Ser filho de pastor é basicamente como ser filho de político: sempre vão ter aqueles que não vão gostar do seu pai, e é preciso lidar com isso – assim como muitos terão um carinho enorme por ele, e 20 anos depois ainda vão ligar na sua casa pedindo notícias ou compartilhando alguma alegria. Nesses momentos você percebe que aquele tempo em que seu pai deixou de estar com vocês para atender ou aconselhar alguém… hoje faz sentido.
Ser filho de pastor também é muitas vezes conviver com o mito de que sua família é tipo Doriana. Então vou contar um segredo: não, não é. Mas “desabafar” é um verbo complicado para o pastor e sua família, já que qualquer comentário sobre os problemas de vocês pode ganhar proporções ou interpretações indesejáveis diante dos outros e da igreja (é como com um político, lembra?). Então nem sempre, minha gente, dá pra abrir o coração. E isso faz falta.
E aí você se põe a pensar: é duro ser filho de pastor, hein? É. Assim como é duro ser filho de engenheiro, bombeiro, professor, camelô, ator, cantor, porteiro… assim como é duro ser filho de muita gente.
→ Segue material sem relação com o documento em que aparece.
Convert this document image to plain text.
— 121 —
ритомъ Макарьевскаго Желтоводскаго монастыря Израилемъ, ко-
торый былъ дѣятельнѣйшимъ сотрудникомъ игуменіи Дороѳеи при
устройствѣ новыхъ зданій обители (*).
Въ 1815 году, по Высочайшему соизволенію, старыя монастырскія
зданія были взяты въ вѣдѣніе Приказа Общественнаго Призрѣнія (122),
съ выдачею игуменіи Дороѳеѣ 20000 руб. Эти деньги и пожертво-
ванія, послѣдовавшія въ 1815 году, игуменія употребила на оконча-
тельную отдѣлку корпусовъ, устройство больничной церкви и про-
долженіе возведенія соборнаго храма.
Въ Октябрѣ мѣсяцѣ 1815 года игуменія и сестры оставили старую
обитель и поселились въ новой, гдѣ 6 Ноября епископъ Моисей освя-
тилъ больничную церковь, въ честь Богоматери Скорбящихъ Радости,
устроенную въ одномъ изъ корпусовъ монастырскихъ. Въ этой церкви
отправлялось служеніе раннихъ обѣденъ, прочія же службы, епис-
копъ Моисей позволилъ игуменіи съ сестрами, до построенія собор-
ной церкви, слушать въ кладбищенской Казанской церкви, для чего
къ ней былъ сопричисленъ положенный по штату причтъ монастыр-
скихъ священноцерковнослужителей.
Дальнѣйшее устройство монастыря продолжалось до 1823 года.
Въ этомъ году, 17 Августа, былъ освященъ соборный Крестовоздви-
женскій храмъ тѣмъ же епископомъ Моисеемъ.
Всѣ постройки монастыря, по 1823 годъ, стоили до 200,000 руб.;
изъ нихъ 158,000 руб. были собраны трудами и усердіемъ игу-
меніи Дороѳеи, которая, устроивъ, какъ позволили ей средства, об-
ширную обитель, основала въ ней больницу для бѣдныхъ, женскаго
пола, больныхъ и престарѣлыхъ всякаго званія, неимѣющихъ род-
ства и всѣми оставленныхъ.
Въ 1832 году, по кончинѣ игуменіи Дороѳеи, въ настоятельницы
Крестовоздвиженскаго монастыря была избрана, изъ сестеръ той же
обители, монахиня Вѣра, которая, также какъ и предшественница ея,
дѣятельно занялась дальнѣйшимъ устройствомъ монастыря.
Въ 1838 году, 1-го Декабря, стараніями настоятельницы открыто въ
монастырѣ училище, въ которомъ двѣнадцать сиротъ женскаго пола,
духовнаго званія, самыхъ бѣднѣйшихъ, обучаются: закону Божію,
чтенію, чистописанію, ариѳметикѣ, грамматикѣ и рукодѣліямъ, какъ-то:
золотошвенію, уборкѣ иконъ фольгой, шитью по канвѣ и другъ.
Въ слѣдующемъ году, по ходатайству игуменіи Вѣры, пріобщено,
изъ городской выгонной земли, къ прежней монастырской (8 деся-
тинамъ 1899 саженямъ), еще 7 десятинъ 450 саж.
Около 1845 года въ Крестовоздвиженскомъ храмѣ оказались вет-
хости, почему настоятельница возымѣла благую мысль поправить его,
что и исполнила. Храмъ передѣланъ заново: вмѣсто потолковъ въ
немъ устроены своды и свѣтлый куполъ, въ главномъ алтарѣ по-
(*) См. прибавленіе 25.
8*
O que eu quero dizer é que, apesar de tudo isso, com o tempo e o coração aberto você passa a perceber que é tão alienígena como boa parte das pessoas com quem convive. Há sim, coisas que só nós vivemos, boas e outras nem tanto. Mas basta uma conversa mais a fundo com alguém e pronto: você vê o quanto o ser humano (e todo o seu pacote de carências, lutas, medos, traumas e inseguranças) é muito, muito semelhante.
Então não tenham medo de nós, terráqueos. Somos todos filhos de um só pastor.